Secondo i giudici di legittimità, l’annullamento, da parte delle autorità doganali estere, di certificati di origine inesatti o falsificati è sufficiente a giustificare il recupero di dazi preferenziali non versati, indipendentemente dai motivi della loro invalidazione.
Com’è noto, l’Eur 1 (così come, per analogia, il Form A) costituisce titolo di legittimazione esclusivo per fruire delle agevolazioni daziarie (condicio sine qua non), ma non ha efficacia di prova legale assoluta dell’effettiva origine della merce importata, per l’assenza, da un lato, di obblighi di controllo in capo al Paese terzo, dall’altro, per la possibilità, per lo Stato importatore, in presenza di ragionevoli dubbi, di contestare l’origine del bene importato e rifiutare, a prescindere dalla regolarità formale del certificato, l’applicazione dello specifico regime doganale.

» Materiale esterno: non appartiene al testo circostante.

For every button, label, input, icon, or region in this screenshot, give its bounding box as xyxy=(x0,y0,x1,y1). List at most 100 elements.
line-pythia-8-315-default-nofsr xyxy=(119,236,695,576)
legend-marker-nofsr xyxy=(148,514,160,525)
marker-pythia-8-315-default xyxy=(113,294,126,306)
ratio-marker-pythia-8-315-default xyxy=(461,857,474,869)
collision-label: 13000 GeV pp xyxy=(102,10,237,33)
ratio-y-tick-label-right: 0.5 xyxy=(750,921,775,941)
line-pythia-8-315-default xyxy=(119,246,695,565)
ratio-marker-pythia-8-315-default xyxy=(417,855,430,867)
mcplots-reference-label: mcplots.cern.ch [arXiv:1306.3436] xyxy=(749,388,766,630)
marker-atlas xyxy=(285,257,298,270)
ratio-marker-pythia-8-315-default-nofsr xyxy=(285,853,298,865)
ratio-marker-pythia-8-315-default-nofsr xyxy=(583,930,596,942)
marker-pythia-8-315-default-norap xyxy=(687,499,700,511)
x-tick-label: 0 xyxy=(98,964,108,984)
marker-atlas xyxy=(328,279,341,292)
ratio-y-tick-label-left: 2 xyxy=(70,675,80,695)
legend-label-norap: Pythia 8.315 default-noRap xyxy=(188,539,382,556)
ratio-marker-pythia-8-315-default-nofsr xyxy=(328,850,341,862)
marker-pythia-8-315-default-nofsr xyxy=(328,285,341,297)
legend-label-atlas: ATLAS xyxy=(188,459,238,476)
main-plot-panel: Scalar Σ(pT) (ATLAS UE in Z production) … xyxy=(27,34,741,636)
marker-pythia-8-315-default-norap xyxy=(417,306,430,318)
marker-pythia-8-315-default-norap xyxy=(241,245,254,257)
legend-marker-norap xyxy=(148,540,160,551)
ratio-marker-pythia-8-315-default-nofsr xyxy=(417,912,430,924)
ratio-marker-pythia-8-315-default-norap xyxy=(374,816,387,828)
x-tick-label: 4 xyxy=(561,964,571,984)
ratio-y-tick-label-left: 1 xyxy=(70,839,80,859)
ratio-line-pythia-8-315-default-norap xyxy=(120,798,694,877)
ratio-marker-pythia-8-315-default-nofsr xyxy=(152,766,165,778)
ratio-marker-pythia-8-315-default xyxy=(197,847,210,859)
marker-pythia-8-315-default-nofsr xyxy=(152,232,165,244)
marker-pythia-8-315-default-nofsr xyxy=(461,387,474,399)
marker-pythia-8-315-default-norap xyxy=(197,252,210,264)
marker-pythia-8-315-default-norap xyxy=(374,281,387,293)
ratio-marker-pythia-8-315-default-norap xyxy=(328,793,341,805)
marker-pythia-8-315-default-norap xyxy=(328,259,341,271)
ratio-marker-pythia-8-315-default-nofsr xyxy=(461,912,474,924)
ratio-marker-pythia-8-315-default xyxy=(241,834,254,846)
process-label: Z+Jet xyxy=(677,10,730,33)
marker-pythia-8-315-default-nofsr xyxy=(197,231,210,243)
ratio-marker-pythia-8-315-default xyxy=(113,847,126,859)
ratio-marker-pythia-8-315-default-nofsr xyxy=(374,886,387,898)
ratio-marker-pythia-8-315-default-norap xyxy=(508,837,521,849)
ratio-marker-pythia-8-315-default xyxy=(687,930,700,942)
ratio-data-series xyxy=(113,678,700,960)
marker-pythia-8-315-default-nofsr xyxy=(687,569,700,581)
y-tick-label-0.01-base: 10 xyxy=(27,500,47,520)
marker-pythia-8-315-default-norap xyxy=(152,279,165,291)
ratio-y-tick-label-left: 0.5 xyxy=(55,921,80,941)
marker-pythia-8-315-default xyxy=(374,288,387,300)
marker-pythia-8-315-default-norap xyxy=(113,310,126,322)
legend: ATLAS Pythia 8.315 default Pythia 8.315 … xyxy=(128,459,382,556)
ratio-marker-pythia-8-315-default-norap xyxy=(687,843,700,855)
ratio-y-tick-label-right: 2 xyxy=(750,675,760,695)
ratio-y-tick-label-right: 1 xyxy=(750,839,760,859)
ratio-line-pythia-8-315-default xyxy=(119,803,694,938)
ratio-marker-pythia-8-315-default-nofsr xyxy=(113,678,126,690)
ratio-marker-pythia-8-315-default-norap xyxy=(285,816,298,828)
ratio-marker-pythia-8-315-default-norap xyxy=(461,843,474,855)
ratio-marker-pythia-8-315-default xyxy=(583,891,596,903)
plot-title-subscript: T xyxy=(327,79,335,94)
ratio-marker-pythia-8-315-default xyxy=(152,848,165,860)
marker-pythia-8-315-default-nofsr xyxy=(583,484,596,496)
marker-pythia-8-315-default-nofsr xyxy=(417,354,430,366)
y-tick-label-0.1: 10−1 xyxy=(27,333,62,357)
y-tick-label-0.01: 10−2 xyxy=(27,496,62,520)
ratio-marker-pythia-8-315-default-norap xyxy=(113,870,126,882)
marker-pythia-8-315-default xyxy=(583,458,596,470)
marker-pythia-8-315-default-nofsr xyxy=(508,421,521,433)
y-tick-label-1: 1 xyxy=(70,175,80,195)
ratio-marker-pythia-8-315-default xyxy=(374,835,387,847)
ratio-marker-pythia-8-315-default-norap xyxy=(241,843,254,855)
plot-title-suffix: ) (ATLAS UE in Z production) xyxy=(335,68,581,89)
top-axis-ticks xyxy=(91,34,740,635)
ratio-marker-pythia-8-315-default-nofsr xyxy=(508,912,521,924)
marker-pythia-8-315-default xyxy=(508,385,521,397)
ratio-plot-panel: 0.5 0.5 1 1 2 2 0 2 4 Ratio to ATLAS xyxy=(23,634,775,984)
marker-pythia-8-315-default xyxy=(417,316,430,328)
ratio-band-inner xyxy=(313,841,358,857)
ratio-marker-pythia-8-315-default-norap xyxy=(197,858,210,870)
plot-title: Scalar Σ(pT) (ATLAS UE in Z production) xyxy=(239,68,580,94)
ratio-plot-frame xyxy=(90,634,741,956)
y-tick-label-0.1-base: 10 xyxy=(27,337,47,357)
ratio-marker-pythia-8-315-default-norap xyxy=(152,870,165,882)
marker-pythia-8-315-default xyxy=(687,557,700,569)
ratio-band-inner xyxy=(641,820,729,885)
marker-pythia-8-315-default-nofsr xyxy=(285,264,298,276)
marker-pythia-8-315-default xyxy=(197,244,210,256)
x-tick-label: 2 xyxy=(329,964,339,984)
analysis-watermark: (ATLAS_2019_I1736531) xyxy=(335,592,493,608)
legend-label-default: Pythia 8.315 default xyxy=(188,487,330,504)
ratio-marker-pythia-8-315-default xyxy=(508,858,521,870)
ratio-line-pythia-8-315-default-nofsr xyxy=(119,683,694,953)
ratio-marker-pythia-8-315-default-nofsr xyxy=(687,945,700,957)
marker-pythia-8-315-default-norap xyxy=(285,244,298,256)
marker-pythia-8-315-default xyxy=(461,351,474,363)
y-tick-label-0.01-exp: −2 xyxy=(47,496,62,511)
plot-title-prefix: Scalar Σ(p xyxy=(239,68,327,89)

Di conseguenza, l’invalidazione dei certificati di origine da parte del Paese terzo di esportazione determina -di per sé- il venire meno del beneficio previsto in relazione all’origine del prodotto e la successiva ripresa a tassazione dei maggiori diritti in capo all’importatore nazionale.
Le aziende, pertanto, devo prestare molta attenzione nelle pratiche di importazione ed esportazione (customs compliance), allo scopo di prevenire pesantissime sanzioni amministrative, velocizzare i propri traffici e ottimizzare i costi.